Israel made many mistakes in their battles for the land God promised them. They were disobedient at times. At other times, they compromised and chose to pursue peace with their enemies, when God clearly instructed them to destroy and eradicate. God knew the wickedness of those enemies, and knew that any pursuit of peace would result in the demise of the nation. Still, Israel continued to compromise and it cost them dearly. They could justify themselves and make it seem right in their own eyes, pursuing peace. However, this was against God’s instruction, and God knew better.
For us, we’ve continued to battle. At times, though, we’ve elected to compromise. God has shown us by the truth in His word that we can live by that truth, but still we like to go our own way and justify those acts. One way we have done that is in taking wine or alcohol. I can justify it, even by the word of God. It’s not necessarily sin, so long as you aren’t a drunkard. It’s kind of like how money isn’t the root of all evil, but the desire for money. It’s not a sin to be rich, but it’s a sin when the pursuit of money consumes your life and becomes your god. So, surely we can drink wine with our meal on a date night or our anniversary, right?
My own justification cannot hold any weight in the scales of God’s justice. God measures the heart, and my heart is wicked. The truth is God has told me many times that I am a man that should separate himself from all alcohol, because I am a man that always desires more. Even if I can force myself to moderation, my heart is still longing. It’s sin, and not something I should even be playing with. The Bible would tell me that sin is crouching at the door, and I should rule over it.

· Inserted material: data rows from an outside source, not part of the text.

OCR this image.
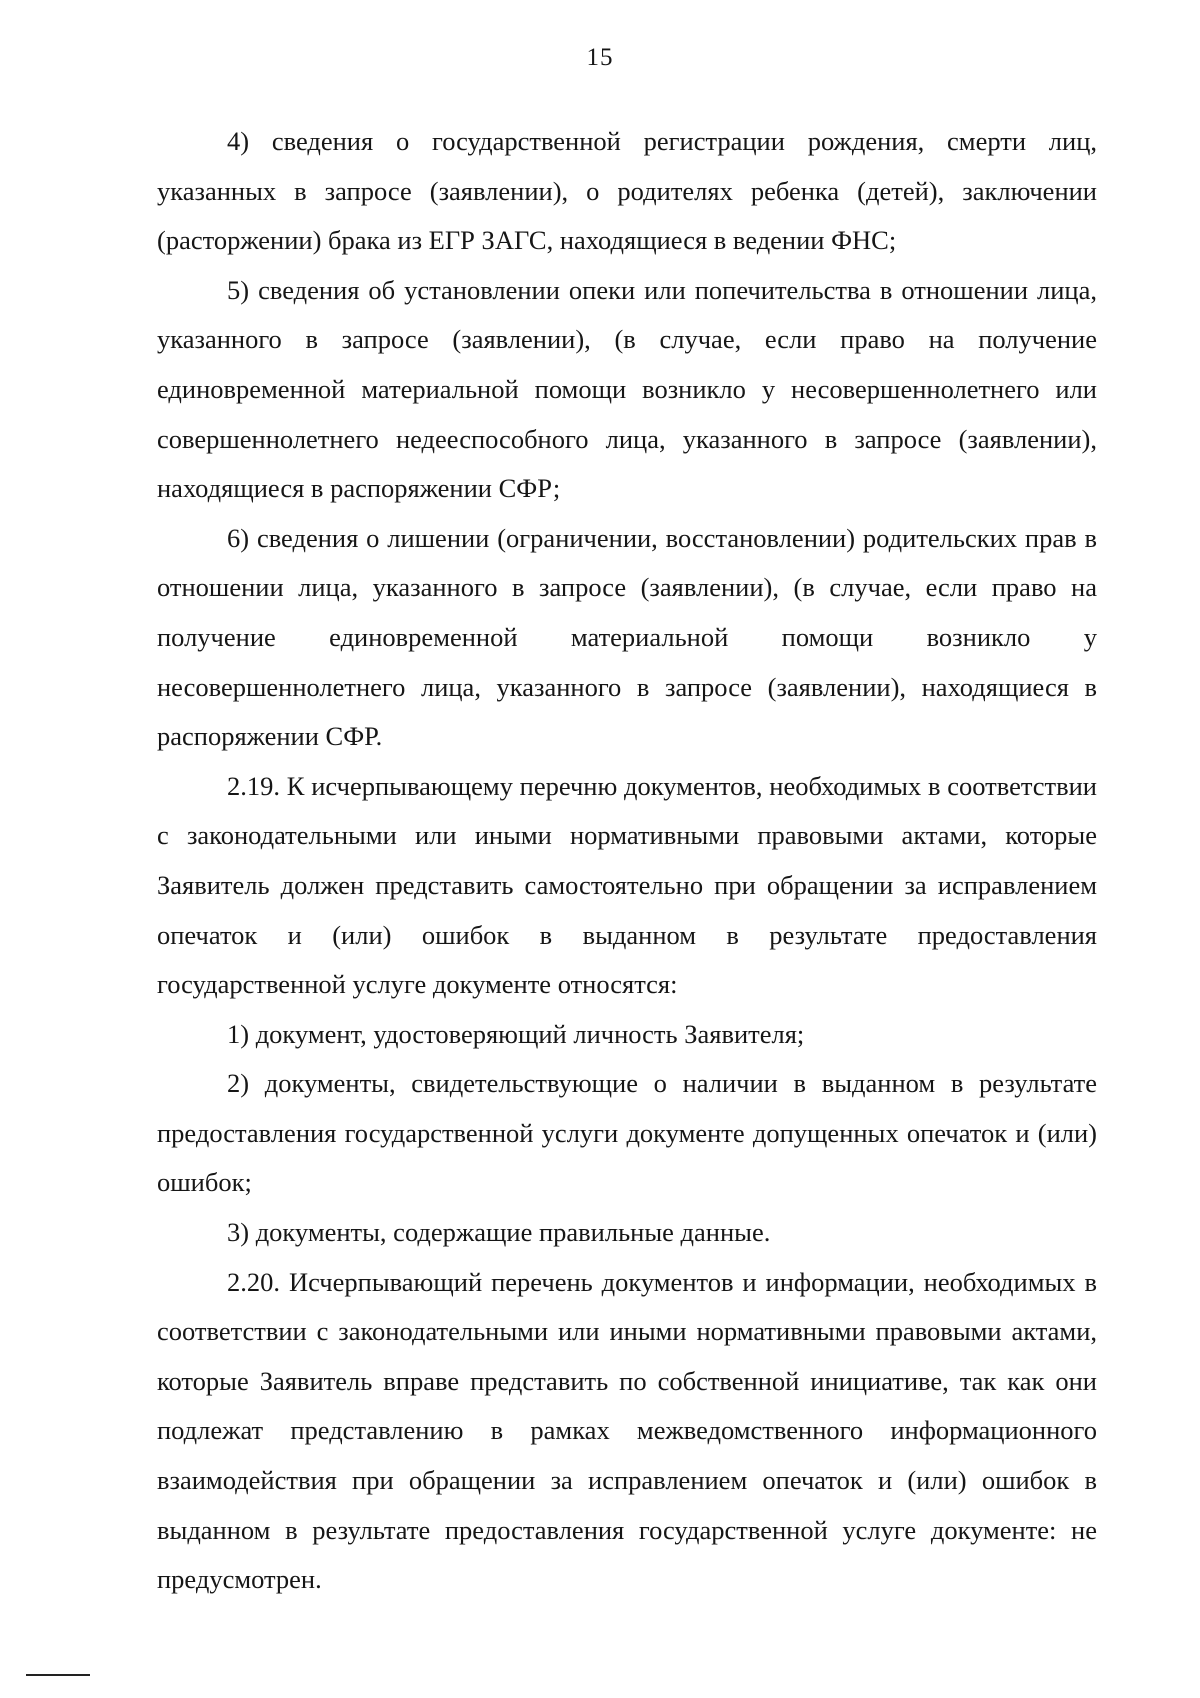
15

4) сведения о государственной регистрации рождения, смерти лиц, указанных в запросе (заявлении), о родителях ребенка (детей), заключении (расторжении) брака из ЕГР ЗАГС, находящиеся в ведении ФНС;

5) сведения об установлении опеки или попечительства в отношении лица, указанного в запросе (заявлении), (в случае, если право на получение единовременной материальной помощи возникло у несовершеннолетнего или совершеннолетнего недееспособного лица, указанного в запросе (заявлении), находящиеся в распоряжении СФР;

6) сведения о лишении (ограничении, восстановлении) родительских прав в отношении лица, указанного в запросе (заявлении), (в случае, если право на получение единовременной материальной помощи возникло у несовершеннолетнего лица, указанного в запросе (заявлении), находящиеся в распоряжении СФР.

2.19. К исчерпывающему перечню документов, необходимых в соответствии с законодательными или иными нормативными правовыми актами, которые Заявитель должен представить самостоятельно при обращении за исправлением опечаток и (или) ошибок в выданном в результате предоставления государственной услуге документе относятся:

1) документ, удостоверяющий личность Заявителя;

2) документы, свидетельствующие о наличии в выданном в результате предоставления государственной услуги документе допущенных опечаток и (или) ошибок;

3) документы, содержащие правильные данные.

2.20. Исчерпывающий перечень документов и информации, необходимых в соответствии с законодательными или иными нормативными правовыми актами, которые Заявитель вправе представить по собственной инициативе, так как они подлежат представлению в рамках межведомственного информационного взаимодействия при обращении за исправлением опечаток и (или) ошибок в выданном в результате предоставления государственной услуге документе: не предусмотрен.
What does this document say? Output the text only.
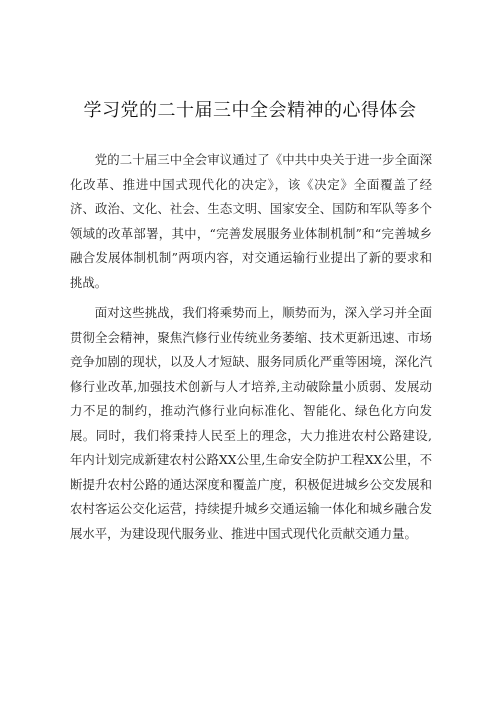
学习党的二十届三中全会精神的心得体会

党的二十届三中全会审议通过了《中共中央关于进一步全面深化改革、推进中国式现代化的决定》，该《决定》全面覆盖了经济、政治、文化、社会、生态文明、国家安全、国防和军队等多个领域的改革部署，其中，“完善发展服务业体制机制”和“完善城乡融合发展体制机制”两项内容，对交通运输行业提出了新的要求和挑战。

面对这些挑战，我们将乘势而上，顺势而为，深入学习并全面贯彻全会精神，聚焦汽修行业传统业务萎缩、技术更新迅速、市场竞争加剧的现状，以及人才短缺、服务同质化严重等困境，深化汽修行业改革,加强技术创新与人才培养,主动破除量小质弱、发展动力不足的制约，推动汽修行业向标准化、智能化、绿色化方向发展。同时，我们将秉持人民至上的理念，大力推进农村公路建设,年内计划完成新建农村公路XX公里,生命安全防护工程XX公里，不断提升农村公路的通达深度和覆盖广度，积极促进城乡公交发展和农村客运公交化运营，持续提升城乡交通运输一体化和城乡融合发展水平，为建设现代服务业、推进中国式现代化贡献交通力量。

By even having one glass of wine, I am refusing to rule over the sin at my door. Instead, I am giving way for the sin to rule over me. Taking a little wine with your meal is not a sin for everyone, but it is for me, because God knows my heart.
God has brought this to me many times, and I have had sorrow and regret over my disobedience. Still, I have continued to compromise and pretend that I am ruling over sin by allowing it back into my life so that I might prove that I can control it. God says that true sorrow leads to repentance, a complete turning away from it. Worldly sorrow produces only sadness, but the behavior continues because there is no heart change.
I believe that part of the reason God has brought me to this understanding is because there are more areas of my life that I need to crucify. For us as a couple, we must crucify them together, because her sins are mine and mine belong to her. Alcohol should be an easy one, but what about anxiety? What about seeking the approval of men, instead of God? This promised land is full of battlefields, and we will continue to march to the orders of our Lord. This isn’t just for our benefit, but for the glory of the Father and His testimony in us.
Consider these things, and join the battle with us:
2 Corinthians 7:10 For godly sorrow produces repentance leading to salvation, not to be regretted; but the sorrow of the world produces death.
2 Corinthians goes on to say that this kind of godly sorrow and repentance has returns of diligence, clearing of the soul, zeal, and vindication. Let us walk on this narrow path, the one He has called us to, and let us reap a heavenly reward in rejection of what this world has to offer.
If you are not sure of your salvation, won’t you investigate the truth of God’s word more closely? If you believe you are saved, but wandering in the desert, what act of obedience are you fleeing out of fear? If you have crossed to the land of God’s promises through obedience, what unrepentant sin hides in your heart and holds you back from the works God has prepared beforehand, that you should walk in them?